Oh, and now there is a pain working its way up from my belly, up into my throat like a thousand razors, it hurts,
it hurts
, but whatever it is, it’s coming out of me now, easing itself up and away in the long, keening sound that’s coming out of my mouth and I am mourning her at last. All those hot salty tears I never cried the morning I took up her last cup of tea and found that she’d left us in the night; all those cold, hurtful tears I didn’t shed the day we sprinkled her ashes over the side of that boat and into the choppy sea. All these tears, hiccupping and crashing right through me like white water on a frenzied, swollen river where the hell have they all come from, where could I have been storing them all this time?

‘What do you mean by that?’ I say at last.

‘Your parents loved you,’ his hands slide gently over mine. ‘I know this because it shines out in everything you are and everything you do, all the time. You’ve been loved. Once you’ve been loved, that’s something that stays with you a lifetime. It’s like a stamp on your soul. It’s like a very powerful light, attracting other people to love you, too.’  

Other people? I look at him, gulping down my next thought.
But not people like you?

‘She died before I had a chance to tell her.’ I look away. ‘I didn’t get a chance to tell her that I loved her.’
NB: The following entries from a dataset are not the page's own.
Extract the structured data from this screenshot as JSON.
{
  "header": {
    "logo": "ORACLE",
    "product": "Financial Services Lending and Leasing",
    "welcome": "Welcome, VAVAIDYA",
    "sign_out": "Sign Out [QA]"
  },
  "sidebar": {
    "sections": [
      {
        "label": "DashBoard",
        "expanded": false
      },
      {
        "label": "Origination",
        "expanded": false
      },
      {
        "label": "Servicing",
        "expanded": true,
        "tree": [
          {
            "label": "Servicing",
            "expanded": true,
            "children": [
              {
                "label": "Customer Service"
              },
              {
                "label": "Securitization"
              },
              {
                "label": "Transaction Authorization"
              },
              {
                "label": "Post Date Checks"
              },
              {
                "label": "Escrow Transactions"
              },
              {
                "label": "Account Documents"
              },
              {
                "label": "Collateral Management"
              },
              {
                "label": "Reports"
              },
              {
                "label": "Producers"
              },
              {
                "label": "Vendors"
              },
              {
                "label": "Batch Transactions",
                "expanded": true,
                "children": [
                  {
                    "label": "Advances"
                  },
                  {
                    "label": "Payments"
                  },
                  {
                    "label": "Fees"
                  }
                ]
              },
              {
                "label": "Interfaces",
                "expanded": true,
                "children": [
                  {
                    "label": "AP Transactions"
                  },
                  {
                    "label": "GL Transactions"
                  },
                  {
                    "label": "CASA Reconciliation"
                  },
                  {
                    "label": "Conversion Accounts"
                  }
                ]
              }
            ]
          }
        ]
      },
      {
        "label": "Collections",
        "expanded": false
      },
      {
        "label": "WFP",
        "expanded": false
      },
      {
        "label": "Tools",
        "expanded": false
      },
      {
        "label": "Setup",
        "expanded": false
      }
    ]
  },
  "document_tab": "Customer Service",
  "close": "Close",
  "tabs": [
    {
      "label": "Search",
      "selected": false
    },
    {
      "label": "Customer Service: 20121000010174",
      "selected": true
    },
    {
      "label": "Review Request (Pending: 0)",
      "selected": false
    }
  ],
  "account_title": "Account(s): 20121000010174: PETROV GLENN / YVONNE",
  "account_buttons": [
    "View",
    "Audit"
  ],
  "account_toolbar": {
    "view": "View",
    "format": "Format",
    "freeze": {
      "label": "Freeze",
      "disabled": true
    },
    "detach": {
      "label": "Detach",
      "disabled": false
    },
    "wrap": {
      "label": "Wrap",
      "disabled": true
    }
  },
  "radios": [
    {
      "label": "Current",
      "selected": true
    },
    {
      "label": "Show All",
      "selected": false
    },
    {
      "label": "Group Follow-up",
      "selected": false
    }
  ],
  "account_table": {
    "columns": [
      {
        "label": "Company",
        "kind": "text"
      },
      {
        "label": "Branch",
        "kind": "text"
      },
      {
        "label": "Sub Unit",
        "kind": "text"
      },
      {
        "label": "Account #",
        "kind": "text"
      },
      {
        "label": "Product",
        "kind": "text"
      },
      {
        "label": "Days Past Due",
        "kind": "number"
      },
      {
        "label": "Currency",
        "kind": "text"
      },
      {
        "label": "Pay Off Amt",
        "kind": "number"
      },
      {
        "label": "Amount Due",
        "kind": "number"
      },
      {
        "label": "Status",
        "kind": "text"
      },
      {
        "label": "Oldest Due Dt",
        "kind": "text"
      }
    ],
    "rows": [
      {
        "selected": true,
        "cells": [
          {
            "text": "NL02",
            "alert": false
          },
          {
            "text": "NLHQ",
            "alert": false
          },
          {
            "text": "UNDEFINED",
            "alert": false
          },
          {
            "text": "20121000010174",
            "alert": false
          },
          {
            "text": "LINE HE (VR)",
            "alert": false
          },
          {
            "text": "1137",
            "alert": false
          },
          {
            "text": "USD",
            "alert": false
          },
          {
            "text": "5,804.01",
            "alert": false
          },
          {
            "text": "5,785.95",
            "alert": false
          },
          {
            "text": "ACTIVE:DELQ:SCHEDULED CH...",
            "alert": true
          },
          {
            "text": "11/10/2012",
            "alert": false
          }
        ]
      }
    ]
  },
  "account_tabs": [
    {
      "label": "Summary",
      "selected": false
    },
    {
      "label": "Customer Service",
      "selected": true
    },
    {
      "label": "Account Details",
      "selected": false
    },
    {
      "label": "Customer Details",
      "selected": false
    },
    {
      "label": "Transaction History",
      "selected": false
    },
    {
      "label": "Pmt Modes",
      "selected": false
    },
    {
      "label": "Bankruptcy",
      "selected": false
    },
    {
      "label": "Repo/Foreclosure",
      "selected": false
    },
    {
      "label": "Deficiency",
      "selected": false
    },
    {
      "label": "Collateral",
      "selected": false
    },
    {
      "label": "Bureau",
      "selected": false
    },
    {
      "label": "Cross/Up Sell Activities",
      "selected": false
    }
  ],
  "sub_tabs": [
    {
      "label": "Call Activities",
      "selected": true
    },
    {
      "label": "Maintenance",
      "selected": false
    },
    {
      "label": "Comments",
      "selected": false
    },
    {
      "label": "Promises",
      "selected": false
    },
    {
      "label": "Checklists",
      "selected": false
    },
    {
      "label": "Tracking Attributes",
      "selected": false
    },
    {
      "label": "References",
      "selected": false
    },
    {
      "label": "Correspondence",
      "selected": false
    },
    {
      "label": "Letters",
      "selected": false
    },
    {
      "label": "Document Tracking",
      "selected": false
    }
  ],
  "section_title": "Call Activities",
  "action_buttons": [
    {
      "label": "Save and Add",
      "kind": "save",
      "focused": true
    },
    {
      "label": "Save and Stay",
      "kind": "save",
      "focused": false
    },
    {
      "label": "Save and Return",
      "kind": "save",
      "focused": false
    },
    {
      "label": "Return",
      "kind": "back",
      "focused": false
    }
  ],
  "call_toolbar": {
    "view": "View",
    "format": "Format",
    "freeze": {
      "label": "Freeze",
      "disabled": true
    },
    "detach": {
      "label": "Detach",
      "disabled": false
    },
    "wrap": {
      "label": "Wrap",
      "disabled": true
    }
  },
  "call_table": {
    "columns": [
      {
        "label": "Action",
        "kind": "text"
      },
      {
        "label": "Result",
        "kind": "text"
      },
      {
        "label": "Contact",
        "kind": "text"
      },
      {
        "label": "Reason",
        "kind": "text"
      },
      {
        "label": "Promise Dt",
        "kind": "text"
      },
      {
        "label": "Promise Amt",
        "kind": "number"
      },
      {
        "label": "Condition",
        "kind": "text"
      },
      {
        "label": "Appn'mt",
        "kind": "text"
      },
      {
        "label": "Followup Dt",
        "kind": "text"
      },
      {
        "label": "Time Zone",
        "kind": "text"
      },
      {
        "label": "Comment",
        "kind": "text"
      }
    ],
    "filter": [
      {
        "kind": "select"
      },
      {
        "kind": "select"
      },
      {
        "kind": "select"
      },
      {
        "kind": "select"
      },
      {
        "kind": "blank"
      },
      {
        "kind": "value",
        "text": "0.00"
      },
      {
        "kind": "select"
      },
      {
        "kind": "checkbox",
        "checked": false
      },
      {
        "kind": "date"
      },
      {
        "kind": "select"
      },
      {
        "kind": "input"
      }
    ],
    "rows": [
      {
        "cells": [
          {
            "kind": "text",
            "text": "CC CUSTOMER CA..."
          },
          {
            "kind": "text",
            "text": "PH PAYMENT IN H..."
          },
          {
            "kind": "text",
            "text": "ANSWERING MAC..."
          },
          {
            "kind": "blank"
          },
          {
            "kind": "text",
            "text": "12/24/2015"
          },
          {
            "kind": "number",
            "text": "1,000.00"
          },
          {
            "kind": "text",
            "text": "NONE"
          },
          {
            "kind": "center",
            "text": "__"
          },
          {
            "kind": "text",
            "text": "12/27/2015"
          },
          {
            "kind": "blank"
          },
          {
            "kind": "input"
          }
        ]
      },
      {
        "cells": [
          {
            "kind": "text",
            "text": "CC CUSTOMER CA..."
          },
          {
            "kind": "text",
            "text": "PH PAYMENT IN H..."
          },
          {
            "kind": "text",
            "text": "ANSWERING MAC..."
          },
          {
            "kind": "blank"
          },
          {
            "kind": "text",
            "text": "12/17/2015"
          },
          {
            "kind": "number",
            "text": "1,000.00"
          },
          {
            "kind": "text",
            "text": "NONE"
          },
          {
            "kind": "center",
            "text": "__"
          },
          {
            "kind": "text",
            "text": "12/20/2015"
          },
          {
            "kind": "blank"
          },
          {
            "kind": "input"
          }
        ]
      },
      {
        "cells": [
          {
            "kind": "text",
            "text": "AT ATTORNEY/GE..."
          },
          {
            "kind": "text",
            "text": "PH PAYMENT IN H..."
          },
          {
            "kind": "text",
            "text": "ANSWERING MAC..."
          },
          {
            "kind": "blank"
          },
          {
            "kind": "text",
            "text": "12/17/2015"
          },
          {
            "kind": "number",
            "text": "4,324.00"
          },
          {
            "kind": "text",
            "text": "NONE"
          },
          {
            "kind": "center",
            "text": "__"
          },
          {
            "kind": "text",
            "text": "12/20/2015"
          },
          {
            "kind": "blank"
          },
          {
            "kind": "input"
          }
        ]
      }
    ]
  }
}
‘I’m sure she knew.’ I miss her. He asked me that the first time he met me, didn’t he? I denied the extent of it then. I’ve been denying it for a long time.


I miss her
…’ I wail. He pulls me to him, rocking me like a child. I’d forgotten what it was like to feel this open and vulnerable and raw. I’d forgotten what it felt like to hurt this bad and to feel so bewildered and helpless and new.